Yggdrasil

Ygdrassil coverYggdrasil is a new record by the Norwegian women’s choir Cantus conducted by Tove Ramlo-Ystad.  There are eleven works on the record by various composers and all inspired, more or less loosely. by the idea of the World Ash Tree of Norse legend.  Sometimes they are a fairly literal telling of some episode from myth, other times they explore broader ideas around a tree that lasts for a long time, but not for ever, and contains within it its own destruction and the seed of its rebirth.  So, themes of humanity and Earth’s place in the Cosmos, the destructiveness of war, greed and climate change all have their place.

The musical styles are very varied too from very simple, rather boring, melodic settings, through polyphony to more complex multi part mixes with spoken word blended with a sort of chanting and a melody line.  Just picking out a couple of tracks I really liked there’s Hirtir by Henning Sommero which uses text fragments from the Poetic Edda dealing with the four stags who browse the branches of Yggdrasil.  Here there’s whispering and a hand drum of some sort used to good effect.  In a similar vein there’s Ratatoskr by Trygve Brøske setting an English text by Alice Major.  This uses the device of the squirrel who carries messages and insults between the raven at the tree’s top and the dragon Níðhöggr who is attacking the roots.  It’s playful with plenty of hand held percussion but besides being quite funny it effectively exploits the difference between human time scales and cosmic ones.  The eleven texts are in several languages; Icelandic, Norwegian, English and Ainu.

My real reasons though for getting hold of this recording were audiophile and technology related.  It’s a two disk package.  There’s a Blu-ray disk with four different encodings and a hybrid SACD with three.  So one can play it as a standard resolution stereo CD but where’s the fun in that?  I sampled most of the formats on both headphones and using my speaker set up which has three front channels, two side speakers, one at the back and a sub-woofer but it isn’t the sort of listening room with speakers at multiple heights that some of the formats I’m going to describe are really designed for.

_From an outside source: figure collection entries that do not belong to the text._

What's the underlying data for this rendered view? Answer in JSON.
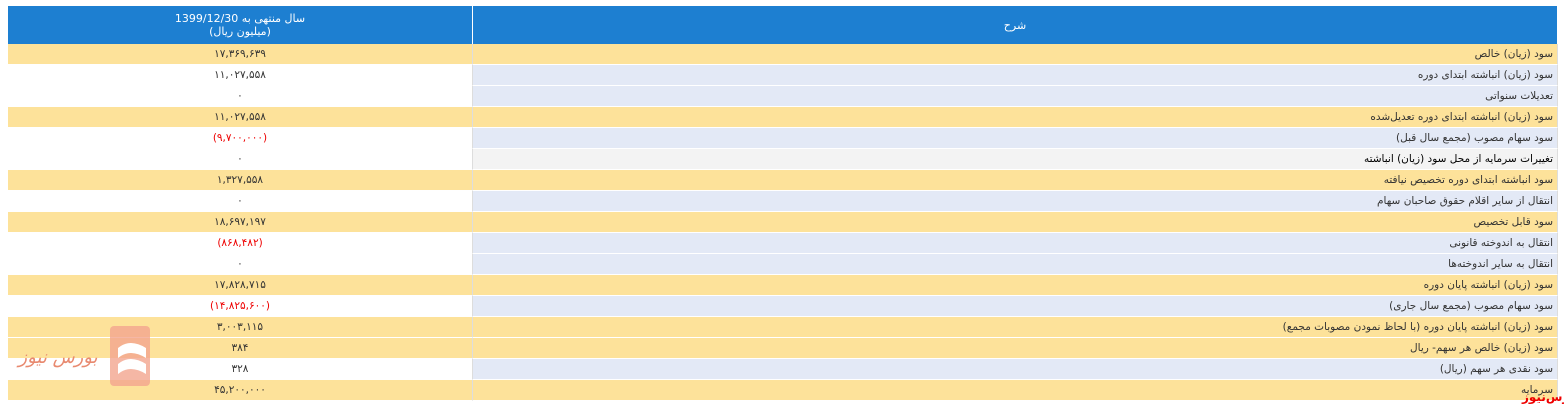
{
  "header": {
    "value_column": [
      "سال منتهی به 1399/12/30",
      "(میلیون ریال)"
    ],
    "label_column": "شرح"
  },
  "table": {
    "rows": [
      [
        "سود (زیان) خالص",
        "۱۷,۳۶۹,۶۳۹"
      ],
      [
        "سود (زیان) انباشته ابتدای دوره",
        "۱۱,۰۲۷,۵۵۸"
      ],
      [
        "تعدیلات سنواتی",
        "۰"
      ],
      [
        "سود (زیان) انباشته ابتدای دوره تعدیل‌شده",
        "۱۱,۰۲۷,۵۵۸"
      ],
      [
        "سود سهام مصوب (مجمع سال قبل)",
        "(۹,۷۰۰,۰۰۰)"
      ],
      [
        "تغییرات سرمایه از محل سود (زیان) انباشته",
        "۰"
      ],
      [
        "سود انباشته ابتدای دوره تخصیص نیافته",
        "۱,۳۲۷,۵۵۸"
      ],
      [
        "انتقال از سایر اقلام حقوق صاحبان سهام",
        "۰"
      ],
      [
        "سود قابل تخصیص",
        "۱۸,۶۹۷,۱۹۷"
      ],
      [
        "انتقال به اندوخته قانونی",
        "(۸۶۸,۴۸۲)"
      ],
      [
        "انتقال به سایر اندوخته‌ها",
        "۰"
      ],
      [
        "سود (زیان) انباشته پایان دوره",
        "۱۷,۸۲۸,۷۱۵"
      ],
      [
        "سود سهام مصوب (مجمع سال جاری)",
        "(۱۴,۸۲۵,۶۰۰)"
      ],
      [
        "سود (زیان) انباشته پایان دوره (با لحاظ نمودن مصوبات مجمع)",
        "۳,۰۰۳,۱۱۵"
      ],
      [
        "سود (زیان) خالص هر سهم- ریال",
        "۳۸۴"
      ],
      [
        "سود نقدی هر سهم (ریال)",
        "۳۲۸"
      ],
      [
        "سرمایه",
        "۴۵,۲۰۰,۰۰۰"
      ]
    ]
  },
  "watermark": {
    "logo_text": "بورس نیوز",
    "corner_text": "بورس‌نیوز"
  }
}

There are three surround mixes and a high resolution stereo mix on the Blu-ray.  The most striking over speakers was the 96kHz AURO-3D 7.1.4 mix.  This was really immersive, even on my limited set up and probably sounds amazing on something fancier.  The 48kHz Dolby Atmos 9.1.4 mix was almost as impressive.  The standard 192kHz DTS-HD-MA 5.1 (i.e. the usual opera Blu-ray surround track) was much more frontally oriented.  Over headphones the crispest, most detailed sound came from the multi-channel mix on the SACD which wasn’t nearly so spectacular on speakers.  So it’s fun to play with and recording engineer Morten Lindberg has done a wonderful job of capturing a really pure source (recorded in the Lademoen Church in Trondheim) and then finding the best way to exploit the various available sound formats.

The package comes with a booklet that has all the texts in their original language and either a translation or a summary in English.  There’s a lot more information too but much of it is in Norwegian.

I’d recommend this disk for either hard core choral music fans or audiophiles.